Radiohead frontman slams BDS criticism of their Israel performance
For the first time since being criticized for their decision to perform in Israel, singer-songwriter of Radiohead Thom Yorke explains their objection to the ban, saying that the criticism against them is 'patronizing in the extreme' and calling the ban 'divisive' and unhelpful; Yorke: 'that's how you get Benjamin Netanyahu. That’s how you get Trump.'
English musician and composer Thom Yorke, best known as the singer and songwriter of the alternative rock band Radiohead, has responded for the first time to the criticism against his band's decision to perform in Tel Aviv, Israel on July 19.
In an interview with American magazine Rolling Stone, Yorke addressed the BDS organization's attempts to prevent the scheduled concert, calling it "divisive" and "patronizing."
"I'll be totally honest with you: this has been extremely upsetting," said Yorke to the Rolling Stone interviewer. "There's an awful lot of people who don't agree with the BDS movement, including us. I don't agree with the cultural ban at all, along with J.K. Rowling, Noam Chomsky and a long list of others."
Yorke said this in response to an open letter, which was organized by Artists for Palestine UK and signed by 47 cultural figures, urging the band to reconsider performing in a country "where a system of apartheid has been imposed on the Palestinian people." It also claimed the band was operating with double standards after they supported Tibet’s bid for independence.
“In asking you not to perform in Israel, Palestinians have appealed to you to take one small step to help pressure Israel to end its violation of basic rights and international law,” the letter read.
“There are people I admire (who have been critical of the concert) like (English film director) Ken Loach, who I would never dream of telling where to work or what to do or think,” said Yorke, after the director said the band should cancel their Israel concert “for their own self respect”.
"The kind of dialogue that they want to engage in is one that's black or white. I have a problem with that," Yorke explained.
"It's deeply distressing that they choose to, rather than engage with us personally, throw shit at us in public," the Radiohead frontman continued. "It's deeply disrespectful to assume that we're either being misinformed or that we're so retarded we can't make these decisions ourselves. I thought it was patronizing in the extreme. It's offensivem and I just can't understand why going to play a rock show or going to lecture at a university (is a problem to them)."
"The university thing is more of a head fuck for me," added the musician. "It's like, really? You can't go talk to other people who want to learn stuff in another country? Really? The one place where you need to be free to express everything you possibly can. You want to tell these people you can't do that? And you think that's going to help?"

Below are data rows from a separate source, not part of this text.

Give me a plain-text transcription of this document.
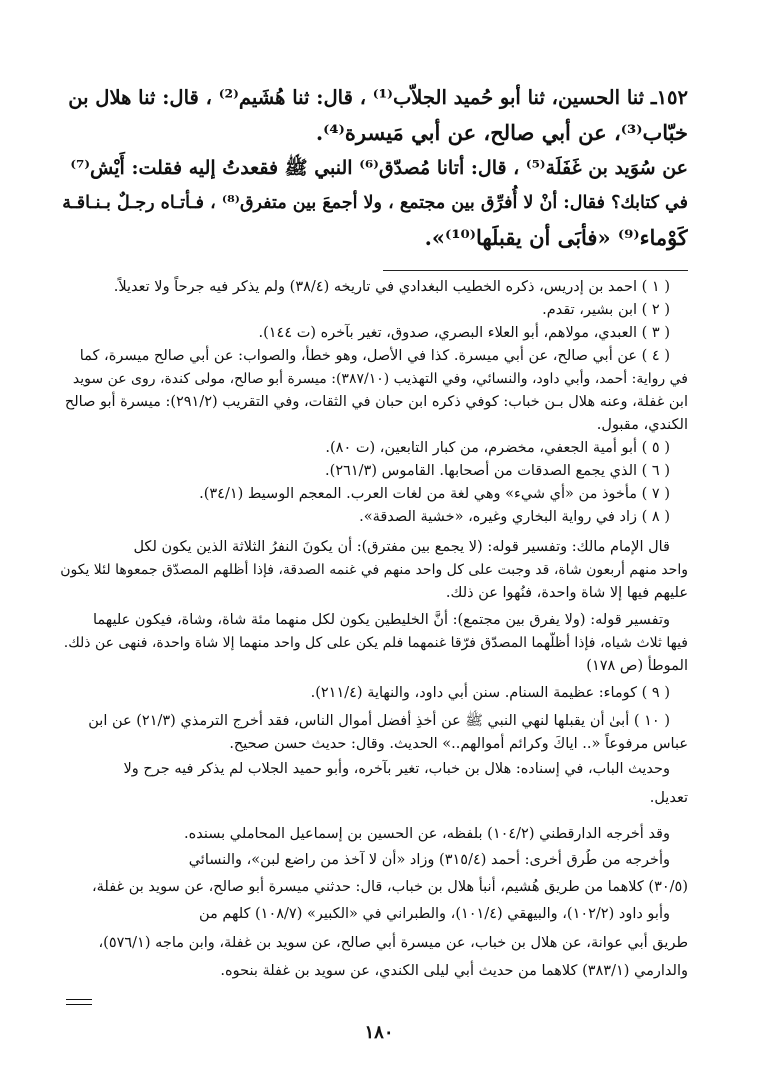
١٥٢ـ ثنا الحسين، ثنا أبو حُميد الجلاّب⁽¹⁾ ، قال: ثنا هُشَيم⁽²⁾ ، قال: ثنا هلال بن
خبّاب⁽³⁾، عن أبي صالح، عن أبي مَيسرة⁽⁴⁾.
عن سُوَيد بن غَفَلَة⁽⁵⁾ ، قال: أتانا مُصدّق⁽⁶⁾ النبي ﷺ فقعدتُ إليه فقلت: أَيْش⁽⁷⁾
في كتابك؟ فقال: أنْ لا أُفرِّق بين مجتمع ، ولا أجمعَ بين متفرق⁽⁸⁾ ، فـأتـاه رجـلٌ بـنـاقـة
كَوْماء⁽⁹⁾ «فأبَى أن يقبلَها⁽¹⁰⁾».
( ١ ) احمد بن إدريس، ذكره الخطيب البغدادي في تاريخه (٣٨/٤) ولم يذكر فيه جرحاً ولا تعديلاً.
( ٢ ) ابن بشير، تقدم.
( ٣ ) العبدي، مولاهم، أبو العلاء البصري، صدوق، تغير بآخره (ت ١٤٤).
( ٤ ) عن أبي صالح، عن أبي ميسرة. كذا في الأصل، وهو خطأ، والصواب: عن أبي صالح ميسرة، كما
في رواية: أحمد، وأبي داود، والنسائي، وفي التهذيب (٣٨٧/١٠): ميسرة أبو صالح، مولى كندة، روى عن سويد
ابن غفلة، وعنه هلال بـن خباب: كوفي ذكره ابن حبان في الثقات، وفي التقريب (٢٩١/٢): ميسرة أبو صالح
الكندي، مقبول.
( ٥ ) أبو أمية الجعفي، مخضرم، من كبار التابعين، (ت ٨٠).
( ٦ ) الذي يجمع الصدقات من أصحابها. القاموس (٢٦١/٣).
( ٧ ) مأخوذ من «أي شيء» وهي لغة من لغات العرب. المعجم الوسيط (٣٤/١).
( ٨ ) زاد في رواية البخاري وغيره، «خشية الصدقة».
قال الإمام مالك: وتفسير قوله: (لا يجمع بين مفترق): أن يكونَ النفرُ الثلاثة الذين يكون لكل
واحد منهم أربعون شاة، قد وجبت على كل واحد منهم في غنمه الصدقة، فإذا أظلهم المصدّق جمعوها لئلا يكون
عليهم فيها إلا شاة واحدة، فنُهوا عن ذلك.
وتفسير قوله: (ولا يفرق بين مجتمع): أنَّ الخليطين يكون لكل منهما مئة شاة، وشاة، فيكون عليهما
فيها ثلاث شياه، فإذا أظلّهما المصدّق فرّقا غنمهما فلم يكن على كل واحد منهما إلا شاة واحدة، فنهى عن ذلك.
الموطأ (ص ١٧٨)
( ٩ ) كوماء: عظيمة السنام. سنن أبي داود، والنهاية (٢١١/٤).
( ١٠ ) أبىٰ أن يقبلها لنهي النبي ﷺ عن أخذِ أفضل أموال الناس، فقد أخرج الترمذي (٢١/٣) عن ابن
عباس مرفوعاً «.. اياكَ وكرائم أموالهم..» الحديث. وقال: حديث حسن صحيح.
وحديث الباب، في إسناده: هلال بن خباب، تغير بآخره، وأبو حميد الجلاب لم يذكر فيه جرح ولا
تعديل.
وقد أخرجه الدارقطني (١٠٤/٢) بلفظه، عن الحسين بن إسماعيل المحاملي بسنده.
وأخرجه من طُرق أخرى: أحمد (٣١٥/٤) وزاد «أن لا آخذ من راضع لبن»، والنسائي
(٣٠/٥) كلاهما من طريق هُشيم، أنبأ هلال بن خباب، قال: حدثني ميسرة أبو صالح، عن سويد بن غفلة،
وأبو داود (١٠٢/٢)، والبيهقي (١٠١/٤)، والطبراني في «الكبير» (١٠٨/٧) كلهم من
طريق أبي عوانة، عن هلال بن خباب، عن ميسرة أبي صالح، عن سويد بن غفلة، وابن ماجه (٥٧٦/١)،
والدارمي (٣٨٣/١) كلاهما من حديث أبي ليلى الكندي، عن سويد بن غفلة بنحوه.
١٨٠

Yorke seemed even more offended on account of his band mate, saying that "the person who knows most about these things is (Radiohead guitarist) Jonny (Greenwood). He has both Palestinian and Israeli friends and a wife who's an Arab Jew. All these people to stand there at a distance throwing stuff at us, waving flags, saying, 'You don’t know anything about it!' Imagine how offensive that is for Jonny."

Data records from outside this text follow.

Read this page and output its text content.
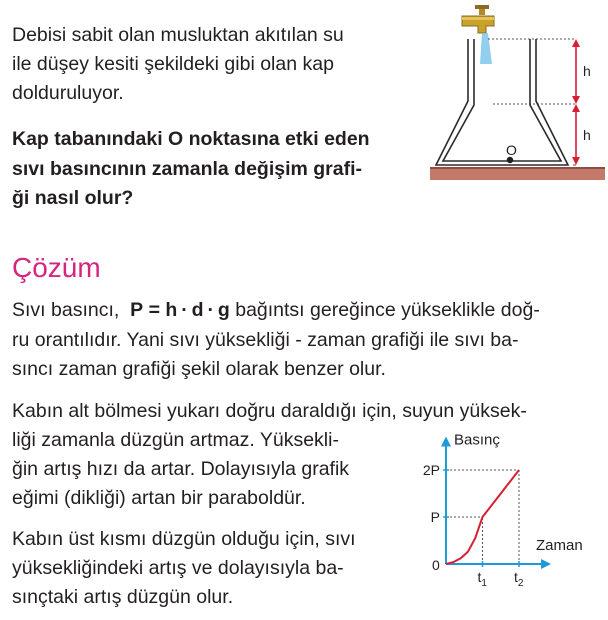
Debisi sabit olan musluktan akıtılan su
ile düşey kesiti şekildeki gibi olan kap
dolduruluyor.
Kap tabanındaki O noktasına etki eden
sıvı basıncının zamanla değişim grafi-
ği nasıl olur?
O
h
h
Çözüm
Sıvı basıncı, P = h · d · g bağıntsı gereğince yükseklikle doğ-
ru orantılıdır. Yani sıvı yüksekliği - zaman grafiği ile sıvı ba-
sıncı zaman grafiği şekil olarak benzer olur.
Kabın alt bölmesi yukarı doğru daraldığı için, suyun yüksek-
liği zamanla düzgün artmaz. Yüksekli-
ğin artış hızı da artar. Dolayısıyla grafik
eğimi (dikliği) artan bir paraboldür.
Kabın üst kısmı düzgün olduğu için, sıvı
yüksekliğindeki artış ve dolayısıyla ba-
sınçtaki artış düzgün olur.
Basınç
Zaman
0
P
2P
$t_1$ $t_2$
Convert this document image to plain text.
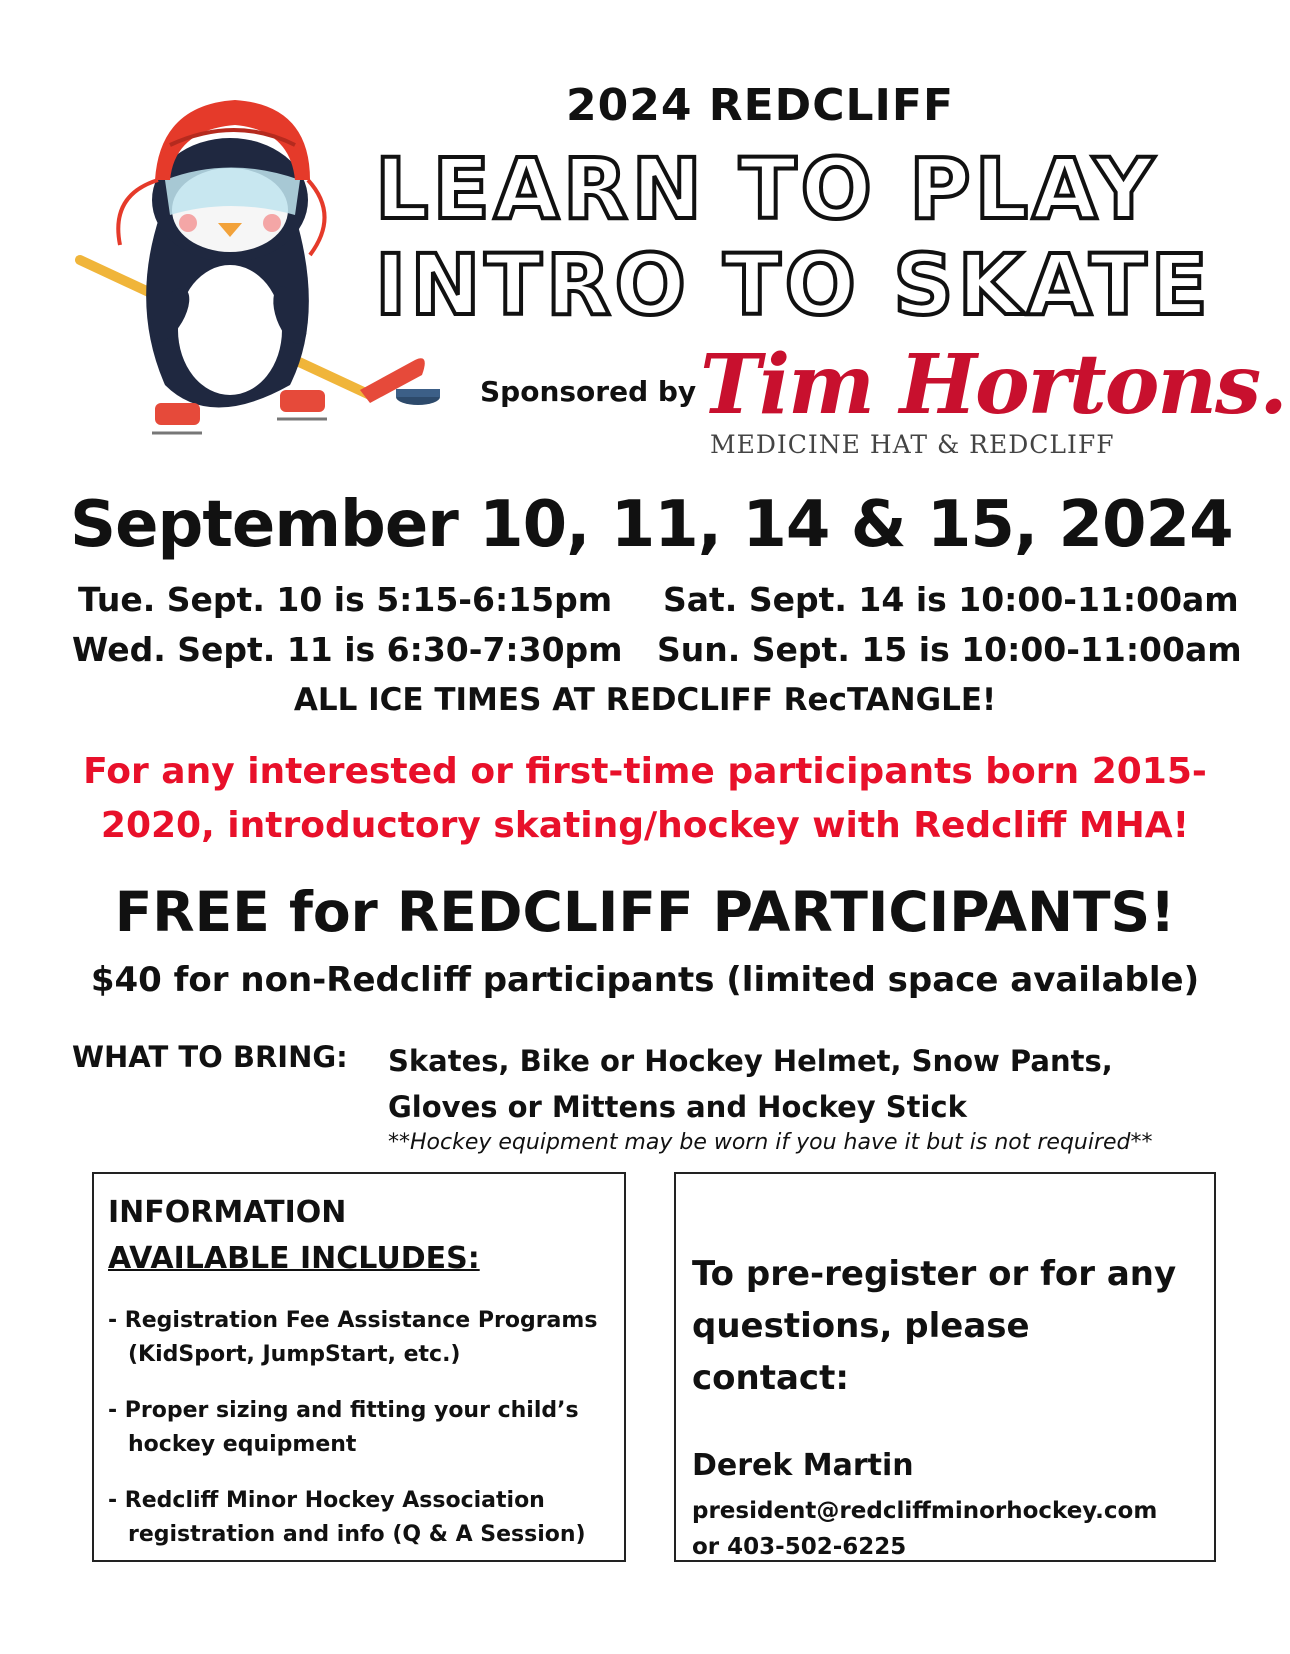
2024 REDCLIFF
LEARN TO PLAY
INTRO TO SKATE
Sponsored by Tim Hortons.
MEDICINE HAT & REDCLIFF
September 10, 11, 14 & 15, 2024
Tue. Sept. 10 is 5:15-6:15pm Sat. Sept. 14 is 10:00-11:00am
Wed. Sept. 11 is 6:30-7:30pm Sun. Sept. 15 is 10:00-11:00am
ALL ICE TIMES AT REDCLIFF RecTANGLE!
For any interested or first-time participants born 2015-
2020, introductory skating/hockey with Redcliff MHA!
FREE for REDCLIFF PARTICIPANTS!
$40 for non-Redcliff participants (limited space available)
WHAT TO BRING: Skates, Bike or Hockey Helmet, Snow Pants,
Gloves or Mittens and Hockey Stick
**Hockey equipment may be worn if you have it but is not required**
INFORMATION
AVAILABLE INCLUDES:
- Registration Fee Assistance Programs
(KidSport, JumpStart, etc.)
- Proper sizing and fitting your child’s
hockey equipment
- Redcliff Minor Hockey Association
registration and info (Q & A Session)
To pre-register or for any
questions, please contact:
Derek Martin
president@redcliffminorhockey.com
or 403-502-6225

Yorke then panned BDS, who he believes "assume that we know nothing about (the Israeli-Palestinian conflict)" just because they decided against supporting their mission. "Just to throw the word 'apartheid' around and think that's enough. It's fucking weird," he said. "It's such an extraordinary waste of energy. Energy that could be used in a more positive way."
"This is the first time I've said anything about it," said Yorke, explaining his hesitations to speak out. "Part of me wants to say nothing because anything I say cooks up a fire from embers. But at the same time, if you want me to be honest, yeah, it's really upsetting that artists I respect think we are not capable of making a moral decision ourselves after all these years. They talk down to us and I just find it mind-boggling that they think they have the right to do that. It's extraordinary."
To summarize the reason for his decision, Yorke clarified his apprehension of the boycott. "All of this creates divisive energy," he said. "You're not bringing people together. You're not encouraging dialogue or a sense of understanding. Now if you're talking about trying to make things progress in any society, if you create division, what do you get? You get fucking Theresa May. You get Netanyahu, you get fucking Trump. That's divisive."